Selon le patron de la COMADER, la problématique de l’eau est très ressentie aujourd’hui en agriculture. En temps normal, c’est-à-dire avec une pluie régulière dans l’espace et le temps, la dotation pour l’Agriculture au niveau des barrages était de l’ordre de 4,5 milliards de m3. «Aujourd’hui, celle-ci ressort à peine à 500 millions de m3, soit pratiquement le 1/9e de notre dotation. Avec ce niveau, on ne peut espérer irriguer de grandes surfaces agricoles», alerte Benali.



Face à la problématique du stress hydrique, le président de la COMADER suggère d’affiner les choix tout en prenant en considération les différentes contraintes. «Il faut assurer au citoyen son eau à boire tout en lui préservant son panier de légumes», souligne-t-il. Selon lui, la redéfinition de la carte agricole du pays devra prendre en compte une donne stratégique : la préservation de l’écosystème rural. En effet, soutient Benali, le monde rural abrite quelque 16 millions d’habitants, dont 13 millions travaillent directement en agriculture. «Certes, il y a des zones agricoles où la consommation d’eau est très importante, mais il faut savoir que ces zones assurent l’emploi et génèrent de la valeur. Il y a un cap à passer dans 2 ou 3 années. C’est-à-dire qu’après les mesures palliatives, il faut intensifier le rythme des investissements dans les stations de dessalement. Ce qui permettra de répondre à la fois à la montée de la demande sur l’eau potable et de maintenir le rythme de production agricole vital pour le pays.

Efficacité hydrique : Ce que prévoit Generation Green

Dans la stratégie Generation Green (GG 2020-2030), l’État entend développer et consolider une agriculture résiliente et éco-efficiente. L’enjeu étant ainsi de dédoubler l’efficacité hydrique, poursuivre le Programme national d'approvisionnement en eau potable et en eau d'irrigation (2020-2027) et la conservation des sols. Dans ce cadre, la feuille de route agricole vise à poursuivre les programmes d’irrigation entrepris dans le cadre du Plan Maroc vert arrivé à échéance en 2020.

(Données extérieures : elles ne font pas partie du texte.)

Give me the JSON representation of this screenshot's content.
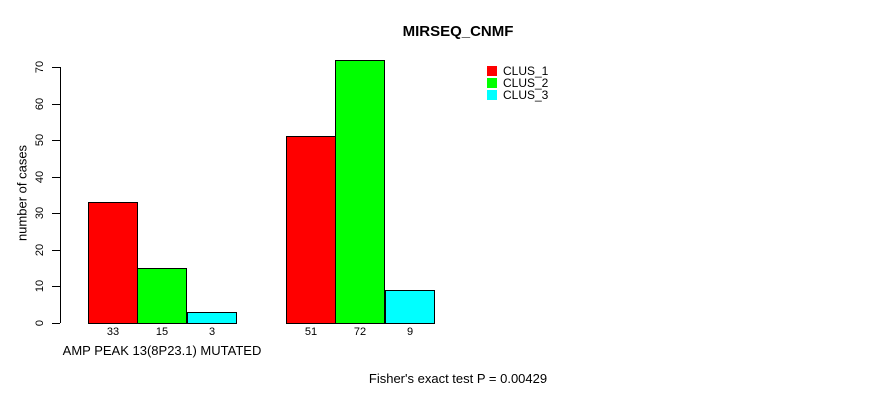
{
  "chart_data": {
    "type": "bar",
    "title": "MIRSEQ_CNMF",
    "ylabel": "number of cases",
    "xlabel": "",
    "ylim": [
      0,
      70
    ],
    "yticks": [
      0,
      10,
      20,
      30,
      40,
      50,
      60,
      70
    ],
    "grid": false,
    "legend_position": "top-right",
    "categories": [
      "AMP PEAK 13(8P23.1) MUTATED",
      ""
    ],
    "groups": [
      {
        "label": "AMP PEAK 13(8P23.1) MUTATED",
        "values": [
          33,
          15,
          3
        ]
      },
      {
        "label": "",
        "values": [
          51,
          72,
          9
        ]
      }
    ],
    "series": [
      {
        "name": "CLUS_1",
        "color": "#ff0000"
      },
      {
        "name": "CLUS_2",
        "color": "#00ff00"
      },
      {
        "name": "CLUS_3",
        "color": "#00ffff"
      }
    ],
    "bar_value_labels": [
      [
        33,
        15,
        3
      ],
      [
        51,
        72,
        9
      ]
    ],
    "bar_border_color": "#000000",
    "annotation": "Fisher's exact test P = 0.00429",
    "text_color": "#000000",
    "background_color": "#ffffff"
  }
}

Concrètement, il s’agit d’amorcer l’équipement en irrigation localisée d’une superficie de près d’un million d’ha à l’horizon 2030. Actuellement, près de 800.000 ha sont équipés en goutte-à-goutte. De même, la stratégie prévoit l’extension de l’irrigation à l’aval des barrages sur 72.450 ha à l’horizon 2030. À date d’aujourd’hui, près de 38.100 ha sont en chantier. Et ce n’est pas tout. Dans la stratégie GG, l’État planche sur la réhabilitation et la modernisation de 200.000 ha de périmètre de petite et moyenne hydraulique en 2030 contre plus de 60.000 ha qui sont réhabilités dans le cadre de ce programme. À cela s’ajoute le renforcement du partenariat public-privé en irrigation autour des projets de sauvegarde de l’irrigation et de dessalement de l’eau de mer à travers notamment l'exploitation en cours du projet de dessalement de l'eau de mer de Chtouka sur 15.000 ha et la prévision de son extension en 2024 en plus du lancement du projet de dessalement de Dakhla qui portera sur une superficie à irriguer de 5.000 ha combiné à l'utilisation de l'énergie éolienne ainsi que l'étude de faisabilité d'autres projets de dessalement de l'eau de mer, notamment à l'Oriental, Lâayoune et Guelmim-Oued Noun.